Oz’s final novel “Judas” was nominated for the Man Booker Prize. A detective story about Jesus and Judas, it was full of the other familiar elements of an Oz novel, including enigmatic characters, the complicated environs of Jerusalem, and endless questions about the State of Israel.

Amos Oz, at home in Tel Aviv, discussing ‘Judas,’ his latest novel, released in English in September 2016 (Jessica Steinberg/Times of Israel)

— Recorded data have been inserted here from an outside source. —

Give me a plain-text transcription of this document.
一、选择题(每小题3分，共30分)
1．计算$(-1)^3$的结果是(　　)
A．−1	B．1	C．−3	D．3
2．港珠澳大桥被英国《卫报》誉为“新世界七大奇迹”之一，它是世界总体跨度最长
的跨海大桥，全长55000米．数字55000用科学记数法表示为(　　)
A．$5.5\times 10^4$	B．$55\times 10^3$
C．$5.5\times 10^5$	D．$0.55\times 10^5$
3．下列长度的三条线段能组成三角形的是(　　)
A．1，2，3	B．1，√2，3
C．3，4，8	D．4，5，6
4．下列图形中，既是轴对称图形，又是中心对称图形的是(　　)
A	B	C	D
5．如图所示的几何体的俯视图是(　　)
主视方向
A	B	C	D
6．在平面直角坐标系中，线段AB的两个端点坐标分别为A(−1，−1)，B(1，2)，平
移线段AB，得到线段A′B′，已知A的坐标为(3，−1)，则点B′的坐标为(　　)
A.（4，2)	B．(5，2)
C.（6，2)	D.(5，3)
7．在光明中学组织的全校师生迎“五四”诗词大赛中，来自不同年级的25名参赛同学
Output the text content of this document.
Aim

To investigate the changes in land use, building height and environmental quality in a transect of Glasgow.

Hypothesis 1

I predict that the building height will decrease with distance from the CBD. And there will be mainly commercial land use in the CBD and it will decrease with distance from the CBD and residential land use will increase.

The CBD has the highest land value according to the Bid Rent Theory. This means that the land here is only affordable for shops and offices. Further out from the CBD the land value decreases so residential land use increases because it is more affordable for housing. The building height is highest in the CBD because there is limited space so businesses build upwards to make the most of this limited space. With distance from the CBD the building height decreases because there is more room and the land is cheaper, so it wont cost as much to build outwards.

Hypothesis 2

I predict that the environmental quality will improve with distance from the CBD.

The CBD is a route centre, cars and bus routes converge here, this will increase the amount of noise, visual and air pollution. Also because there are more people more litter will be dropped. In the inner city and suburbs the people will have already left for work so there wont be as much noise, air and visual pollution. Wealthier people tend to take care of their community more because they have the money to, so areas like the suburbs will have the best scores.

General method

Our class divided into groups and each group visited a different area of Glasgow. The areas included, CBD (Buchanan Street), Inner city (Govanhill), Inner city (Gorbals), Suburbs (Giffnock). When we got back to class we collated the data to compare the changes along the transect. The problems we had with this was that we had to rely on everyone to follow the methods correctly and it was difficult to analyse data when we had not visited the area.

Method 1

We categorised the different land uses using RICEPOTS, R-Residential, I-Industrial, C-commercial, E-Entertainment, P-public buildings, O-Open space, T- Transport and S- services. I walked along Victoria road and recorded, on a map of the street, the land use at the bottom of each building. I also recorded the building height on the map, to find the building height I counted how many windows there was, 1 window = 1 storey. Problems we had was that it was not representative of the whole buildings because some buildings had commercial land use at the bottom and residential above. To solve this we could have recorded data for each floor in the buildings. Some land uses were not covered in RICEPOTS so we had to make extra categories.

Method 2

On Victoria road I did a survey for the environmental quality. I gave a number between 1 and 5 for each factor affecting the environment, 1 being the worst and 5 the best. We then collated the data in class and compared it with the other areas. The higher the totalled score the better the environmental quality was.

Speaking to The Times of Israel after it was published in 2016, Oz said there was something of his own self in each of the three “Judas” characters, but that was not unusual, he said, given that everything he writes is in some way autobiographical, originating from things he’s heard or seen, dreamed, read or fantasized about.

Peace activist

Oz was a leading voice in Israel’s peace movement and a friend of the late Shimon Peres, a former prime minister and president who won the Nobel Peace Prize for his efforts to reach a deal with the Palestinians. Oz frequently wrote essays and delivered lectures urging the country’s leaders to establish a Palestinian state as part of a peace agreement with Israel.

He was among the founders of Peace Now, a leftist organization that opposes Israeli settlements in the West Bank, and was a leading voice in the 2003 “Geneva Initiative,” an unofficial peace plan reached by leading Israeli and Palestinians. He also was a supporter and activist in Meretz, a dovish Israeli political party.

Renowned Israeli writer Amos Oz picks olives along with local Palestinians in the village of Aqraba near the West Bank town of Nablus, as Oz and several dozen left-wing Israelis help Palestinians bring in their olive harvest Wednesday, Oct. 30, 2002. (AP Photo/Jacqueline Larma)

In recent years, he, along with fellow authors David Grossman and A.B. Yehoshua, became pillars of the country’s peace movement, which has grown increasingly marginalized over the past two decades.

Grossman, like Oz a winner of the Israel Prize in literature, said he felt “the world is diminished a little” with the novelist’s passing.